Unfortunately, due to the reasons mentioned once before in this post, as I was now debugging a live, multi-threaded game, I couldn’t rely on Time Travel Debugging, so the strategy changed a little, to:

Step over instruction
If the previous instruction modified MXCSR and was a call, set a breakpoint there for the next re-run
Because IntrinsicDebugger restored the old, sane value, now I only had to re-trigger the bug again, continue to the breakpoint set in point 2. and repeat the procedure iteratively until the call site was definitively located

This plan was foolproof enough to allow me to win again.

After delivering back the second stack trace, enjoying the weekend and getting back another tentatively fixed version the next week, it seemed that the error was definitively squashed. The bug-fix release of BASS with the version number of 2.4.15.25 seems to have definitely resolved the issue!

Conclusions

Before I go forward with any sweeping statements, I’ll fully acknowledge that the fact that I was able to track this down was a freak accident. I’m still not even sure how it happened; many a coincidence contributed on the way. That said I did still sink about a week and a half’s worth of evenings into it, so I did put in my fair share of time. In my estimates, tracking this down was about 10% luck, 20% skill, 15% concentrated power of will, 5% pleasure, 50% pain, and a 100% reason to get a decent blog post out of it in the end.

(Sorry. Now for the real conclusions.)

Easily the most important thing is to isolate, isolate and once again isolate. Reducing the background noise in the debugging process is incredibly important to be able to analyse what’s going on, spot differences and scope down further. In some cases it is even necessary to remove all the unimportant stuff to be able to proceed using a tool that can help you (as was the case with WinDbg here).
Instrumentation and tooling is absolutely key. Without being able to inspect registers or step over assembly I would have either missed MXCSR entirely, failed to spot how it was getting changed, or to pinpoint which code exact paths did it.
As long as you have a rough idea what is a good source and what isn’t, searching for resources online is tremendously important and let nobody ever tell you otherwise.
Potentially “throwaway” comments like the ones over in the .NET Core runtime can actually help steer lost travelers away from madness. Jotting down non-obvious info like that comment mentioning denormals is insanely valuable and was easily the biggest individual leap in logic required to locate the source of all of this.

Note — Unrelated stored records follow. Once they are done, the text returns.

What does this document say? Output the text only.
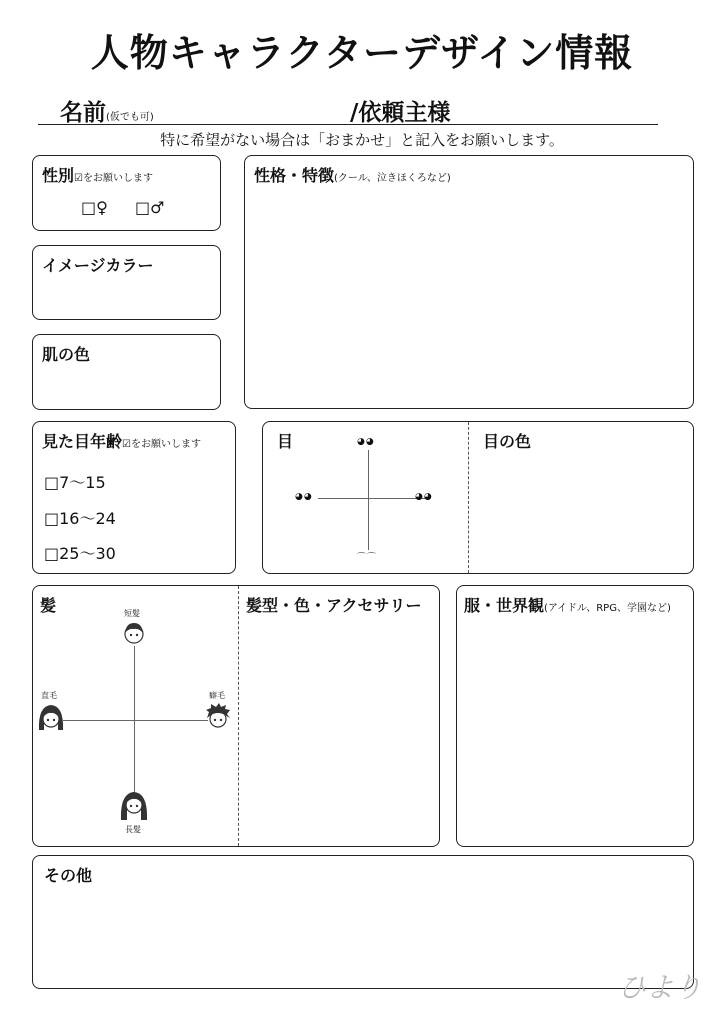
人物キャラクターデザイン情報
名前(仮でも可)	/依頼主様
特に希望がない場合は「おまかせ」と記入をお願いします。
性別☑をお願いします
□♀ □♂
性格・特徴(クール、泣きほくろなど)
イメージカラー
肌の色
見た目年齢☑をお願いします
□7〜15
□16〜24
□25〜30
目	◕◕
◕◕	◕◕
⌒⌒
目の色
髪	短髪
直毛	癖毛
長髪
髪型・色・アクセサリー	服・世界観(アイドル、RPG、学園など)
その他
ひより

Finally, huge thanks again to Ian @ un4seen for responding very quickly to the reports and helping us out on very short notice. While it’s a closed-source library, it’s free for non-commercial use, and so it might be worth looking at even for open-source non-commercial, non-profit projects.

This blog might have peaked with this post, but hopefully there’ll be more debugging stories to come. I still have some untold ones I haven’t summarised yet, so I might get onto that if there’s interest.

Until next time!

Sep 18: This post was amended due to incorrectly stating that SIMD instructions work across multiple threads or cores. This is not the case, as they simply use larger, 256-bit registers, therefore allowing 4 double-precision values to be handled at a time. Thanks to /u/solraun from reddit for the correction!